Fajar Sastrowijoyo, Presiden Direktur Syntek Energy & Control mengungkapkan bahwa orang Indonesia sendiri belum sepenuhnya memercayai produk lokal, khususnya di sektor energi terbarukan.
“Saya ingin menyoroti soal kepercayaan. Orang kita ini ada paradigma bahwa kalau barang lokal itu kurang bagus. Kami mengalami sendiri di mana produk kami lebih bagus, servis lebih baik, harga lebih murah, tapi masyarakat kita tetap lebih condong untuk memakai barang impor,” jelas Fajar.
Syntek saat ini mengambil segmentasi pasar di produk energi terbarukan. Khususnya automation di Solar PV (photovoltaic). Syntek juga memiliki satu produk unggulan yang diciptakannya yang disebut energy management system (EMS).
“EMS ini adalah device di sistem hybrid atau microgrid yang tugasnya mengatur power flow dan energy flow, dari sumber2 yang ada seperti solar PV, battery, dan diesel,” terang Fajar. EMS adalah otak dari hybrid micro system. Boleh dibilang, tana EMS maka sistem tidak bisa beroperasi dengan efisien.
Fajar mengakui bahwa Syntek menciptakan EMS karena melihat bahwa Indonesia memiliki ribuan pulau dan banyak yang masih menggunakan sistem genset sebagai sumber energi listrik. Sementara jika disambung ke grid (jaringan listrik) besar, membutuhkan biaya yang mahal.
“Jadi salah satu solusinya adalah pakai microgrid yang isinya PV, battery, dan diesel sebagai backup,” ujarnya. Ia juga menjelaskan bahwa komponen paling penting dalam microgrid adalah EMS, yang saat ini diproduksi oleh Syntek.

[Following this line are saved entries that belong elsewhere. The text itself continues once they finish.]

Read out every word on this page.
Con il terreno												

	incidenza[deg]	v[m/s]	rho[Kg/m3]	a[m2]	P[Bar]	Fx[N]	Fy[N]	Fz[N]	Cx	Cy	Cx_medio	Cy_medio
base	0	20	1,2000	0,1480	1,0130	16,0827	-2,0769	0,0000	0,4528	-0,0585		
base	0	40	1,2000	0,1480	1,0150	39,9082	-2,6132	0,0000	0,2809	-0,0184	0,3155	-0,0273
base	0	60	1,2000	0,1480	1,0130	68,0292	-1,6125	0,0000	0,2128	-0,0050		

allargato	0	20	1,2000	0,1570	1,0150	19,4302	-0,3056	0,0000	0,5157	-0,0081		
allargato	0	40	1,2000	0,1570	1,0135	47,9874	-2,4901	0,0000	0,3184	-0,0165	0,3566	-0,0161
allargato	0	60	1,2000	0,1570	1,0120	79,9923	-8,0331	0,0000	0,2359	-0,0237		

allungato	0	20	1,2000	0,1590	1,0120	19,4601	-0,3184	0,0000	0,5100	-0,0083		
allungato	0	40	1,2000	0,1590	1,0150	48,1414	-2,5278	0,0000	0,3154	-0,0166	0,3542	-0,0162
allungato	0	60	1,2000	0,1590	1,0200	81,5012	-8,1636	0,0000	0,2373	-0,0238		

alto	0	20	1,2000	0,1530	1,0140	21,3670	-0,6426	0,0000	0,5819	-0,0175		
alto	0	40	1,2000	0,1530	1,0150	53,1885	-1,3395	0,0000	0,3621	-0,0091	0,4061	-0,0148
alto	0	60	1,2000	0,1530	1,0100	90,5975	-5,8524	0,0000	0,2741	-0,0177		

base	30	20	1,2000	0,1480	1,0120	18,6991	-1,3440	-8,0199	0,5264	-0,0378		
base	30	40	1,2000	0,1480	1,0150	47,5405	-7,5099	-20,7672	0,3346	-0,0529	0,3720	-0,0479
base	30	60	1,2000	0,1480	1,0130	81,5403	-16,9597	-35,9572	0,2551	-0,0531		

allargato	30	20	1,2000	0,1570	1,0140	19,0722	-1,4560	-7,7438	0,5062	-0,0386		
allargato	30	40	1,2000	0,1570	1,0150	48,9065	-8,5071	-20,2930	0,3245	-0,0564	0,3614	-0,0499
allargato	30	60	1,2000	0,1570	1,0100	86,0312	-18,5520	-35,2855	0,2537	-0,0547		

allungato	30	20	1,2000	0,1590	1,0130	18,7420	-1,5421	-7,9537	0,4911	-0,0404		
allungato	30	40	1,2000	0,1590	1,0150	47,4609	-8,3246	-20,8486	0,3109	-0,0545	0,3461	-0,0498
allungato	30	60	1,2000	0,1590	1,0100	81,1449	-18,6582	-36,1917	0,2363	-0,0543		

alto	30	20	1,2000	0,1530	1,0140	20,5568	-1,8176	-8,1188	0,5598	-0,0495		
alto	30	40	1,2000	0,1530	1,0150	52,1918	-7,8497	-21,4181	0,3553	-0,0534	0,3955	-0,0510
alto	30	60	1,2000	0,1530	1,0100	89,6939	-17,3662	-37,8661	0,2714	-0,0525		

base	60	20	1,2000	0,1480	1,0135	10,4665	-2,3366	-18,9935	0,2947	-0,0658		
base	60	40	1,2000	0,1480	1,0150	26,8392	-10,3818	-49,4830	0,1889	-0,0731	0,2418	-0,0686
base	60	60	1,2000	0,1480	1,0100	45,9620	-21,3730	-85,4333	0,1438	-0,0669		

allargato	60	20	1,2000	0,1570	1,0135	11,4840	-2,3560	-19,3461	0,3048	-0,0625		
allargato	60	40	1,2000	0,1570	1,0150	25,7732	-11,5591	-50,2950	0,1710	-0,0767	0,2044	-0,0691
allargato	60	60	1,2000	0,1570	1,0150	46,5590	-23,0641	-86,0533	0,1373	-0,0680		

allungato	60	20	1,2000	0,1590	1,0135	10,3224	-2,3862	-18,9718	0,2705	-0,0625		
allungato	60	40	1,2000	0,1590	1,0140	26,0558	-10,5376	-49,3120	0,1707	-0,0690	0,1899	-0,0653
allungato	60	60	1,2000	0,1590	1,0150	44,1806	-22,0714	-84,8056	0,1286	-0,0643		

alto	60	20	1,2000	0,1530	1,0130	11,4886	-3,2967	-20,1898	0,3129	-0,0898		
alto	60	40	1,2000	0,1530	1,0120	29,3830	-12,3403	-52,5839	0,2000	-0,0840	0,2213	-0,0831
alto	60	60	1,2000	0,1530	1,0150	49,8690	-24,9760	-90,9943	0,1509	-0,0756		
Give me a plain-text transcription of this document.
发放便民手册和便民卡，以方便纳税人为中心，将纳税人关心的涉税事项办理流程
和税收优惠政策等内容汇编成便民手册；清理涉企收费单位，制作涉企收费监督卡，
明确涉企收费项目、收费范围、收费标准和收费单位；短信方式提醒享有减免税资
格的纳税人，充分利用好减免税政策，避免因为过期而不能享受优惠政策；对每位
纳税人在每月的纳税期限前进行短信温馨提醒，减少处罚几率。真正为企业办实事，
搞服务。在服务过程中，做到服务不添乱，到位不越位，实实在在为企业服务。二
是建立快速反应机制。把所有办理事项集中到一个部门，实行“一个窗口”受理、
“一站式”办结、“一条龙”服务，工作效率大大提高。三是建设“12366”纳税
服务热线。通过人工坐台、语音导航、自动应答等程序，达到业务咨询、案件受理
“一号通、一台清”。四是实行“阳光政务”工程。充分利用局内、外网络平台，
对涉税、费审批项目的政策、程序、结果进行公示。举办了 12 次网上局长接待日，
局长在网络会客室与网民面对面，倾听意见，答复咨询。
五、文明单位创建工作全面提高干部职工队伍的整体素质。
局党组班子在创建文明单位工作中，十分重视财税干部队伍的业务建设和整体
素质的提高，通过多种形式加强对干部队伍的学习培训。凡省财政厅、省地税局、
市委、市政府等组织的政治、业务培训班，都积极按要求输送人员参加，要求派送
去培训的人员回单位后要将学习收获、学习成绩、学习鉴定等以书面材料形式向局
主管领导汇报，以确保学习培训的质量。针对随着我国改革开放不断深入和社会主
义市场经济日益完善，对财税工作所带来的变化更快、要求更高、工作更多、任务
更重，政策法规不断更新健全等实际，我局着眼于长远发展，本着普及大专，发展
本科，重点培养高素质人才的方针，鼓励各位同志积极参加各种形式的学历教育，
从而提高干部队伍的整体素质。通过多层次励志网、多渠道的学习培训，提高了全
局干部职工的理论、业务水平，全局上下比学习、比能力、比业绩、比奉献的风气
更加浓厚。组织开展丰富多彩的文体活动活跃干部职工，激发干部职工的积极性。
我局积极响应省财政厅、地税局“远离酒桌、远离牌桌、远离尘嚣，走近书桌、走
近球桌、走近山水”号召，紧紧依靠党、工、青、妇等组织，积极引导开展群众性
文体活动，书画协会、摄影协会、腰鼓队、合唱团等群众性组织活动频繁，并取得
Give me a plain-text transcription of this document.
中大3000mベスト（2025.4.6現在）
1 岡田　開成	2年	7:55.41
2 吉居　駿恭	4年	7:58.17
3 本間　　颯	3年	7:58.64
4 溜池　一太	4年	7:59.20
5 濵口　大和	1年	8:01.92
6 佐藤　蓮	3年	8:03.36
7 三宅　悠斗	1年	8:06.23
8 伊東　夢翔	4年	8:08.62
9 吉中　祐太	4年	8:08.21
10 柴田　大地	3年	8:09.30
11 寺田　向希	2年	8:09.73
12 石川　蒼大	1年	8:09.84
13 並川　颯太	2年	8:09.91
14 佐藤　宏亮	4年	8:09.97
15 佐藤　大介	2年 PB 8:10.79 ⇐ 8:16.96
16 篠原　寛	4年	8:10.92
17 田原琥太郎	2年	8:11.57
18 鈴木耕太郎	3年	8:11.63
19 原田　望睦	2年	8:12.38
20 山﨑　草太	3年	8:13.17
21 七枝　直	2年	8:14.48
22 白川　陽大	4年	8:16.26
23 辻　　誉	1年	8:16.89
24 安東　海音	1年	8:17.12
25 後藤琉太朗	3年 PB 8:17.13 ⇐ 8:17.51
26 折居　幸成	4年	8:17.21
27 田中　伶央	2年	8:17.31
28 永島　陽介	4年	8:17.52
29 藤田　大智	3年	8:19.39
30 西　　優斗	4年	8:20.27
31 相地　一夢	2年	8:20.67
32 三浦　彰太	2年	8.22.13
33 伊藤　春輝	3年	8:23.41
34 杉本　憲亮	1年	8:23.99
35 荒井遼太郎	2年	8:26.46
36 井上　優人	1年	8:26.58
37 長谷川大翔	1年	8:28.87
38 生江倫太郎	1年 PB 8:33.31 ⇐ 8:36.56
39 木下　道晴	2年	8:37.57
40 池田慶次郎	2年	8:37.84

Saat in Syntek memiliki keahlian di bidang sistem automation dan power system terkait EMS tersebut. “Kami memiliki keduanya dan kami sudah banyak pengalaman baik di PLN, IPP, dan juga wilus (wilayah usaha) lainnya,” terang Fajar.
Dengan pengalaman tersebut, Syntek, kata Fajar, cukup PD (percaya diri) dan berani mengembangkan sistem EMS tersebut.“Market-nya ada, kapabilitasnya ada,” katanya.
Terakhir, Fajar mengungkapkan bahwa EMS ini adalah satu sistem yang custom, yang setiap microgrid itu harus di-tunning atau diprogram agar performanya optimal. “Untuk equipment diproduksi dalam negeri, dan itu bisa lebih cepat dan kompetitif harganya daripada beli custom dari luar,” terang Master of Science di bidang Electrical Engineering dari Korea Selatan ini.